I don’t want to tell Mary how to do her job (“job”), but if you’re trying to woo an emotionally closed-off shut-in back into the world by giving him a specific task to complete that matches his skills, maybe just spend some time with him doing that task and making neutral chit-chat instead of bombarding him with feelings talk the moment you trick him out of his apartment? This is the speech for when he realizes he’s enjoyed the day in spite of himself, not when he’s still in the car on the way over! He’s not going to come out again for another year.

Six Chix, 10/15/18

One thing I really hate is characters explaining things to each other that they already know, so I’m going to assume that the vampiress on the left has only recently been turned into an undead ghoul by the vampiress on the right.
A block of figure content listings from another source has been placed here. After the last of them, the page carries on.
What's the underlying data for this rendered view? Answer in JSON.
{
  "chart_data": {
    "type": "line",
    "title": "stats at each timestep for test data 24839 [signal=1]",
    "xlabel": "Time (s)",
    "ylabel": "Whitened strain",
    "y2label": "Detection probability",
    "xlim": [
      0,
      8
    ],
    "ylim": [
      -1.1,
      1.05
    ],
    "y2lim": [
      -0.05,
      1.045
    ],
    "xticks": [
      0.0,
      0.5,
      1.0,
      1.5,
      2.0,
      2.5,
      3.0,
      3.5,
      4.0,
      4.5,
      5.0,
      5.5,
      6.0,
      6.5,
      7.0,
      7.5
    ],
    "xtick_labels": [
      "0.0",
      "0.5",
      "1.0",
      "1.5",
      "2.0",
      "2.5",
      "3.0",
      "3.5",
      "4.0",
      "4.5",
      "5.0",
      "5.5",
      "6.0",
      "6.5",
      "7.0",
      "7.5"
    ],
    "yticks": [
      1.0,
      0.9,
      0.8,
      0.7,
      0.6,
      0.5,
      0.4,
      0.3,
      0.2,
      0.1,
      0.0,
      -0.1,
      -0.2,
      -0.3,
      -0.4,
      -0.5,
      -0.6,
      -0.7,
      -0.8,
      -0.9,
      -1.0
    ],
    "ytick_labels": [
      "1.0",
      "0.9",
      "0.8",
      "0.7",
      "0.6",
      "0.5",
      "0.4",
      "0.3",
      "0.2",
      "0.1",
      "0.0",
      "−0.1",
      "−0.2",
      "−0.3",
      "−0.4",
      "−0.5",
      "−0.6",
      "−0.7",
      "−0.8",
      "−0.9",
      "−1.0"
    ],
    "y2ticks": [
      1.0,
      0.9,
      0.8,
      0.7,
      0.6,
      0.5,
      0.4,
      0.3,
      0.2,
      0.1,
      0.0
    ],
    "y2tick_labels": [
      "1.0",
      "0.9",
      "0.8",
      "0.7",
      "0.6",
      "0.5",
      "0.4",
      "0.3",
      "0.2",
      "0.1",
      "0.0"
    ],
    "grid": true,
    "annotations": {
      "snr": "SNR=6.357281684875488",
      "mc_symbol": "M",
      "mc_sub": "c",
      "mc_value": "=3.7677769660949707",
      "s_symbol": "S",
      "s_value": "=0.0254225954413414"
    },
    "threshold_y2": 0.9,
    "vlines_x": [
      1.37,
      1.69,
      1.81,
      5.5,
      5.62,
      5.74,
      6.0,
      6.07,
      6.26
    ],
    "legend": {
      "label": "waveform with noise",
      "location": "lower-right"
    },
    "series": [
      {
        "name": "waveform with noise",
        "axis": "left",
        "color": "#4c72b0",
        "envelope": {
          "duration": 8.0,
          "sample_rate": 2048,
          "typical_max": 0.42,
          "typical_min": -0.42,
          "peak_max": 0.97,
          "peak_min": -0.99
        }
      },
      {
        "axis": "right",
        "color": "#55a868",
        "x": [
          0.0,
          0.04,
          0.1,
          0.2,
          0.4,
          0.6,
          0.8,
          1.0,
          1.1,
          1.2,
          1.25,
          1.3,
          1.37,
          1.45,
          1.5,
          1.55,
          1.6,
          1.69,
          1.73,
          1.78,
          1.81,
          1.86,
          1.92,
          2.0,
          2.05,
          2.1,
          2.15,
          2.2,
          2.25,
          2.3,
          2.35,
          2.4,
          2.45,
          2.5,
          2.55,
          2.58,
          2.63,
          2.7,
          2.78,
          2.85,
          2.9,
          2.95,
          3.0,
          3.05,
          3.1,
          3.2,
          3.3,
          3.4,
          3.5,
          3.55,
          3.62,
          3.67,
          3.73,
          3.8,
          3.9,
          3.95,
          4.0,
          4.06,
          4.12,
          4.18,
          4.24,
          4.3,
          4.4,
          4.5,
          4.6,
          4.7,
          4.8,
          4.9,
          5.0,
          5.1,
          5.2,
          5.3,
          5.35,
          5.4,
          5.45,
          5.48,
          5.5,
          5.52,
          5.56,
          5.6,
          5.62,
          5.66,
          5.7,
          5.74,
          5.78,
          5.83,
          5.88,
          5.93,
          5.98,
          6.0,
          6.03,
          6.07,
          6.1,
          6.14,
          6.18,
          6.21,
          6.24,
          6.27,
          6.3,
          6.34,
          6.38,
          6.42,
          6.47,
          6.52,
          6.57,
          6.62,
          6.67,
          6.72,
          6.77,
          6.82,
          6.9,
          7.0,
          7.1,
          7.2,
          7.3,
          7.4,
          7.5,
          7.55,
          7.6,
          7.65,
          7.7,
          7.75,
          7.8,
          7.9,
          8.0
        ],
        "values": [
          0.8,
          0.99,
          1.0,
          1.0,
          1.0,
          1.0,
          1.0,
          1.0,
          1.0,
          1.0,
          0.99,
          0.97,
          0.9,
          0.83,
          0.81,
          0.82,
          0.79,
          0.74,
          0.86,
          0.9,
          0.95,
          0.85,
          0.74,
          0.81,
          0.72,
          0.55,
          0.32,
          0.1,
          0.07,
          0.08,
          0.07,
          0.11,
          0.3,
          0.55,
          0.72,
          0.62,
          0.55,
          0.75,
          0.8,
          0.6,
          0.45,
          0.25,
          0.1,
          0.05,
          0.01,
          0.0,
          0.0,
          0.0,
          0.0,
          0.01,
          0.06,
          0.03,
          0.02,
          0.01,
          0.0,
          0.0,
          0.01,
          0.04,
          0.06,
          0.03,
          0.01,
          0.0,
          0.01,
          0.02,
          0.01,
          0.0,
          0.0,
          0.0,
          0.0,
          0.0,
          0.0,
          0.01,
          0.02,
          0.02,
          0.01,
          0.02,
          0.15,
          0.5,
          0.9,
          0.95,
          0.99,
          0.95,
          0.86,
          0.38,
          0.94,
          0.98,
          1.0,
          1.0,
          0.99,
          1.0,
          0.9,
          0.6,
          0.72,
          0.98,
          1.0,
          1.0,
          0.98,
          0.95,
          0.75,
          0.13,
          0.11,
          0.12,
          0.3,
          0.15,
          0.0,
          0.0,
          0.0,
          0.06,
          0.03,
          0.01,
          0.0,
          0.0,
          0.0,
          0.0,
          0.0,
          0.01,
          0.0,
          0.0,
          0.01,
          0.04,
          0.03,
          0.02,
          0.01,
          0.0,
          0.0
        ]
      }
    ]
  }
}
Our newbie has finally gotten over the initial shock and is starting to really lean into the aesthetic, but still hasn’t really that the one thing that’s truly her long hoped for ticket to Instagram stardom is also the one thing that makes selfies physically impossible.

Family Circus, 10/15/18

My favorite part of this cartoon, in which literally everybody is devastated at not being able to go on a trip to New York with Big Daddy Keane (which, why? he isn’t that great) is that Billy is wearing a “Good On Ya Mate” t-shirt he got from his canonically Australian mother. Ha ha, Billy doesn’t know the difference between New York and Australia! The only geography he understands is “here” and “somewhere else.” He’s a moron!

Slylock Fox, 10/15/18

I’m not sure why Slylock felt like he needed so many accomplices for his grim little sting operation here. I do love how pleased Patty looks — maybe she feels like, having gotten a social invitation from Slylock, she’s moving up in the world! — and how tense everyone else looks, as they all wait for this desperate addict to sneak off to the bathroom, open the medicine cabinet, and try to pocket the, uh, “toothpaste,” yeah, that’s exactly what Patty’s been stealing from the town’s medicine cabinets, toothpaste. Only our li’l pig pal is completely ignoring the fraught emotional texture of the evening. He’s just eatin’ dinner! He loves dinner! It’s weird that dinner’s been served in the living room off of a coffee table, but guess what: he doesn’t care!

Spider-Man, 10/15/18

“Look who escaped the chopper via their own personal jetpacks!” “Kingpin and the Golden Claw!” “Yeah man, that was a rhetorical question. They were the only other people in the chopper. It couldn’t have been anyone else. Is this … is this how other people feel when they’re talking to me? Hoo boy.”